Le Conseil d'État a confirmé l'annulation du plan social de l'ex-transporteur Mory Ducros, ce qui ouvre la voie à des dommages et intérêts
pour les 2.800 anciens salariés licenciés en 2014 pour motif économique.
La plus haute juridiction administrative rejette l'homologation, par l'administration du Travail, du plan de sauvegarde de l'emploi (PSE) de Mory Ducros, comme le tribunal administratif de Cergy-Pontoise et la cour d'appel de Versailles l'avaient fait, en juillet et octobre 2014.
Le site de Bruguières, près de Toulouse avait été touché par ce PSE. Le site avait été maintenu mais 72 emplois avaient disparu. Un an plus tard, les 67 derniers salariés avaient eux-aussi été licenciés après la faillite de Mory Global, l'entreprise qui avait repris Mory Ducros
Placé en redressement judiciaire en novembre 2013, Mory Ducros avait été en partie repris début 2014 par son actionnaire, Arcole Industries, au prix de 2.800 licenciements, soit un des plus lourds plans sociaux depuis celui de Moulinex en 2001. L'entreprise avait licencié en priorité le personnel travaillant dans les agences qu'elle avait choisi de fermer. La justice a estimé que cela contrevenait aux "critères d'ordre" (situations familiale et personnelle, ancienneté, qualités professionnelles, etc.) à respecter dans pareille situation.
"Sauf accord collectif conclu au niveau de l'entreprise ou à un niveau plus élevé, les critères déterminant l'ordre des licenciements doivent être mis en oeuvre à l'égard de l'ensemble du personnel de l'entreprise", et non au niveau d'une partie seulement de l'entreprise, selon la décision du Conseil d'État. En faisant valoir ce point, "la cour administrative d'appel de Versailles (...) n'a pas commis d'erreur de droit", écrit l'instance suprême en rejetant les pourvois de la société Mory Ducros et du ministre du Travail, représentant l'administration.

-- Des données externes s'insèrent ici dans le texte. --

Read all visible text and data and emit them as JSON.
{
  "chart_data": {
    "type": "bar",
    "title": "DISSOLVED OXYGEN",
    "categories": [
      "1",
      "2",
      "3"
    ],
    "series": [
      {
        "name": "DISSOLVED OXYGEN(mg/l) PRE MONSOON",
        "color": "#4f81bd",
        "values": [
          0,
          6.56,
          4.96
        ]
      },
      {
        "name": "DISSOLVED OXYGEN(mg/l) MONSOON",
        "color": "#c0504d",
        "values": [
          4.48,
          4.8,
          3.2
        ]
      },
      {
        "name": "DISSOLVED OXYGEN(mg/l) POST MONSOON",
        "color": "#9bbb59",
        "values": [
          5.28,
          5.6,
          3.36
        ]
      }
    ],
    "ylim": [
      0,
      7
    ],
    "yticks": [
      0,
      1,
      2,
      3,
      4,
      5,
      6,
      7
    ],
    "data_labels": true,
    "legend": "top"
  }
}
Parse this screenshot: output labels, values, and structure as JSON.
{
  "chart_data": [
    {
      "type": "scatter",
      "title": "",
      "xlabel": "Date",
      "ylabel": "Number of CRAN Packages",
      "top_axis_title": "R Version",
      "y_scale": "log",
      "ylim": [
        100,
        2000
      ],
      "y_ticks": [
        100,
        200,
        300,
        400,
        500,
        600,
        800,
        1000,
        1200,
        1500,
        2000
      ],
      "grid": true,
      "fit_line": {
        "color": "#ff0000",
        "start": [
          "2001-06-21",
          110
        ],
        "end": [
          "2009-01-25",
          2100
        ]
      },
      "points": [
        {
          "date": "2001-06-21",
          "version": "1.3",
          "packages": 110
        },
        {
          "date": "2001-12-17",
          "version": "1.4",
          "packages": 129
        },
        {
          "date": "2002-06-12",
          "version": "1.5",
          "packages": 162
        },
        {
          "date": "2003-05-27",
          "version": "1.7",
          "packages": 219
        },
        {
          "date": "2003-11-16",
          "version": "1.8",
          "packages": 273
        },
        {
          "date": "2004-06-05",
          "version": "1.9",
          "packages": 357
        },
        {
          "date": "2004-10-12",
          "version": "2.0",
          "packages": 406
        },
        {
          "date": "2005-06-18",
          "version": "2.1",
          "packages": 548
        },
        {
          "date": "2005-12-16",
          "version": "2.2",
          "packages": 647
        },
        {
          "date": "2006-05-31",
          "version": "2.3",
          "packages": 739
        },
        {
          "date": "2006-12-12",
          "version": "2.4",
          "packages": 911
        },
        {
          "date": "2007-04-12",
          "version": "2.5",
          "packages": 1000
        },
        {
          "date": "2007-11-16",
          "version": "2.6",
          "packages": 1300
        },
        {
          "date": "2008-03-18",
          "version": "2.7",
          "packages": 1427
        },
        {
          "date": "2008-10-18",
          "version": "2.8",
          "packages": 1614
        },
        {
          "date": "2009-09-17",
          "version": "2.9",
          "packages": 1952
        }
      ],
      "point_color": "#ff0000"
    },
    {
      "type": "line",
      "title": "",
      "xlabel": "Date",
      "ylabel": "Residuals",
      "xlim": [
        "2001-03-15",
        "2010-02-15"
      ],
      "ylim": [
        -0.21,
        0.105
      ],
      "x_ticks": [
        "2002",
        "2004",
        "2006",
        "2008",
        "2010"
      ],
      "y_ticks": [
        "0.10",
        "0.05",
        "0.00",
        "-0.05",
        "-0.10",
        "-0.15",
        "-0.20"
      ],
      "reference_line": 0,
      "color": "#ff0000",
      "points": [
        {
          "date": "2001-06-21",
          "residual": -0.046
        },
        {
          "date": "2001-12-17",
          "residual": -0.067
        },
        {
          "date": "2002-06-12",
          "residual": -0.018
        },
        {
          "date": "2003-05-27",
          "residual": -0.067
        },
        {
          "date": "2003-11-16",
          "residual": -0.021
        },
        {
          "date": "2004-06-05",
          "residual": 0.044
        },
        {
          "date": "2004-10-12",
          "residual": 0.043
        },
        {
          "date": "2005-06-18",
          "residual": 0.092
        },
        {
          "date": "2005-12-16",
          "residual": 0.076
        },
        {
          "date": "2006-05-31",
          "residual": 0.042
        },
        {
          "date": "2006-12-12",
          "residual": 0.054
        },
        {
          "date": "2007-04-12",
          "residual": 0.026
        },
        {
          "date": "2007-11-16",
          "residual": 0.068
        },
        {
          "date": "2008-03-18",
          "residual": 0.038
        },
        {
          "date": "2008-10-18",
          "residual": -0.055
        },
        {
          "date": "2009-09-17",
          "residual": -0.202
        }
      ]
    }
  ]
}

L'entreprise et celle qui lui a succédé (MoryGlobal) ayant disparu, les licenciés ne peuvent prétendre à une réintégration. Mais ils pourront toucher de l'argent en compensation. "Les prud'hommes peuvent accorder entre 6 mois et un an de salaire à titre d'indemnités" pour chaque licencié, a assuré Jean-Claude Hacquard, ancien numéro un de la CGT Mory. Selon lui, des centaines de dossiers ont déjà été déposés aux prud'hommes, notamment 260 par son syndicat en région parisienne. "C'est formidable, je suis content pour tous mes collègues qui vont pouvoir faire reconnaître leur préjudice", a-t-il commenté.
La décision du Conseil d'État a été prise au regard des dispositions du Code du Travail en vigueur à l'époque du PSE. Depuis la loi Macron d'août 2015, elles ont été modifiées concernant les critères d'ordre relatifs aux licenciements économiques.